Télescope de Trente Mètres: le Canada appelé à retirer son soutien au projet

OTTAWA — L’Union des chefs indiens de la Colombie-Britannique appelle le Canada à retirer son soutien financier dans le projet de construction d’un nouveau télescope massif à Hawaï, qui sera érigé sur des terres considérées comme sacrées par les Autochtones d’Hawaï.

Dans une lettre ouverte adressée au premier ministre Justin Trudeau et au gouverneur d’Hawaï, David Ige, l’organisation a demandé de mettre fin à la construction du Télescope de Trente Mètres et a incité le Canada à retirer ses billes du projet.

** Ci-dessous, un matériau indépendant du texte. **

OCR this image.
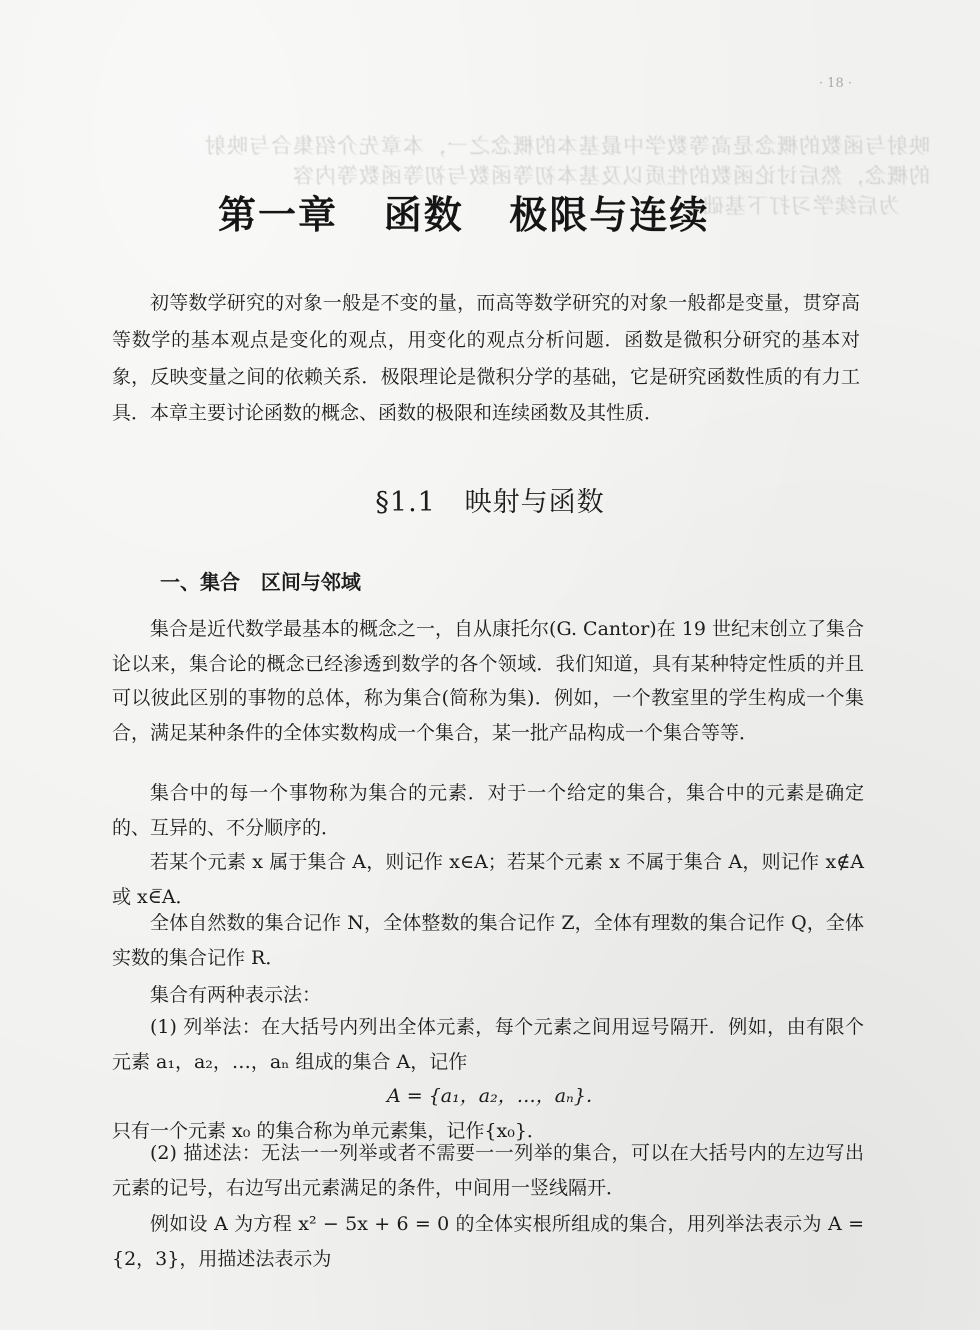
映射与函数的概念是高等数学中最基本的概念之一，本章先介绍集合与映射
的概念，然后讨论函数的性质以及基本初等函数与初等函数等内容
为后续学习打下基础
· 18 ·
第一章   函数   极限与连续

初等数学研究的对象一般是不变的量，而高等数学研究的对象一般都是变量，贯穿高等数学的基本观点是变化的观点，用变化的观点分析问题．函数是微积分研究的基本对象，反映变量之间的依赖关系．极限理论是微积分学的基础，它是研究函数性质的有力工具．本章主要讨论函数的概念、函数的极限和连续函数及其性质．

§1.1   映射与函数
一、集合   区间与邻域

集合是近代数学最基本的概念之一，自从康托尔(G. Cantor)在 19 世纪末创立了集合论以来，集合论的概念已经渗透到数学的各个领域．我们知道，具有某种特定性质的并且可以彼此区别的事物的总体，称为集合(简称为集)．例如，一个教室里的学生构成一个集合，满足某种条件的全体实数构成一个集合，某一批产品构成一个集合等等．

集合中的每一个事物称为集合的元素．对于一个给定的集合，集合中的元素是确定的、互异的、不分顺序的．

若某个元素 x 属于集合 A，则记作 x∈A；若某个元素 x 不属于集合 A，则记作 x∉A 或 x∈̅A．

全体自然数的集合记作 N，全体整数的集合记作 Z，全体有理数的集合记作 Q，全体实数的集合记作 R．

集合有两种表示法：

(1) 列举法：在大括号内列出全体元素，每个元素之间用逗号隔开．例如，由有限个元素 a₁，a₂，…，aₙ 组成的集合 A，记作

A = {a₁，a₂，…，aₙ}．

只有一个元素 x₀ 的集合称为单元素集，记作{x₀}．

(2) 描述法：无法一一列举或者不需要一一列举的集合，可以在大括号内的左边写出元素的记号，右边写出元素满足的条件，中间用一竖线隔开．

例如设 A 为方程 x² − 5x + 6 = 0 的全体实根所组成的集合，用列举法表示为 A = {2，3}，用描述法表示为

En avril 2015, l’ancien gouvernement conservateur avait annoncé qu’il investirait jusqu’à 243,5 millions $ dans le projet sur une période de dix ans.

Le Conseil national de recherches du Canada est un partenaire à part entière dans ce plan, aux côtés de l’Institut de technologie de la Californie, de l’Université de la Californie et des autorités scientifiques de l’Inde, de la Chine et du Japon.

Les obstacles réglementaires du projet ont été levés il y a deux semaines.

Mais l’opposition au télescope est de plus en plus vive, alors que des manifestants ont bloqué cette semaine le sommet du Mauna Kea. Le nouveau télescope s’ajouterait à 13 autres observatoires déjà établis sur le pic volcanique — un endroit rêvé pour les astronomes en raison de sa faible pollution lumineuse.

Mardi, un juge a rejeté une motion présentée par des opposants au projet qui cherchaient à obtenir une ordonnance d’interdiction temporaire afin d’interrompre la construction. Plusieurs dizaines de personnes ont été arrêtées pour avoir bloqué le site.

Obstacle à la réconciliation

L’appui du gouvernement fédéral au télescope va à l’encontre de son engagement en faveur de la réconciliation avec les peuples autochtones, selon l’Union des chefs indiens de la Colombie-Britannique. L’organisation appelle également le gouverneur d’Hawaï à veiller à ce que l’État respecte et protège le droit des Kanaka Maoli d’être les gardiens de leurs terres et de leurs eaux. Les Kanaka Maoli sont des Autochtones établis à Hawaï.

«Le profond attachement émotionnel, culturel et spirituel des Kanaka Maoli au Mauna Kea doit être honoré», ont-ils soutenu.

Le Canada respecte les droits de tous les gens qui expriment leur opinion de façon pacifique, a rétorqué le Conseil national de recherches du Canada, ajoutant que des centaines de consultations avaient eu lieu depuis 2003.

«(Nous) avons pris grand soin d’identifier le meilleur emplacement pour le (télescope), afin d’avoir un impact minimal par respect pour la riche histoire ancestrale de Mauna Kea et les croyances spirituelles de la culture autochtone», a-t-il déclaré dans un communiqué.

Le bureau de la ministre des Sciences, Kirsty Duncan, a affirmé que le gouvernement croyait à la tenue de consultations constructives avec les peuples autochtones et soutenait la liberté d’expression et les manifestations pacifiques.

«Notre priorité est la santé et la sécurité de toutes les personnes impliquées, et nous espérons que toutes les parties agiront de manière respectueuse et responsable lorsqu’elles œuvreront en faveur d’une résolution», a-t-on indiqué dans une déclaration.

La décision de financer le télescope a été prise en 2015 par le gouvernement précédent, a rappelé le bureau de la ministre, ajoutant qu’il surveillait la situation de près.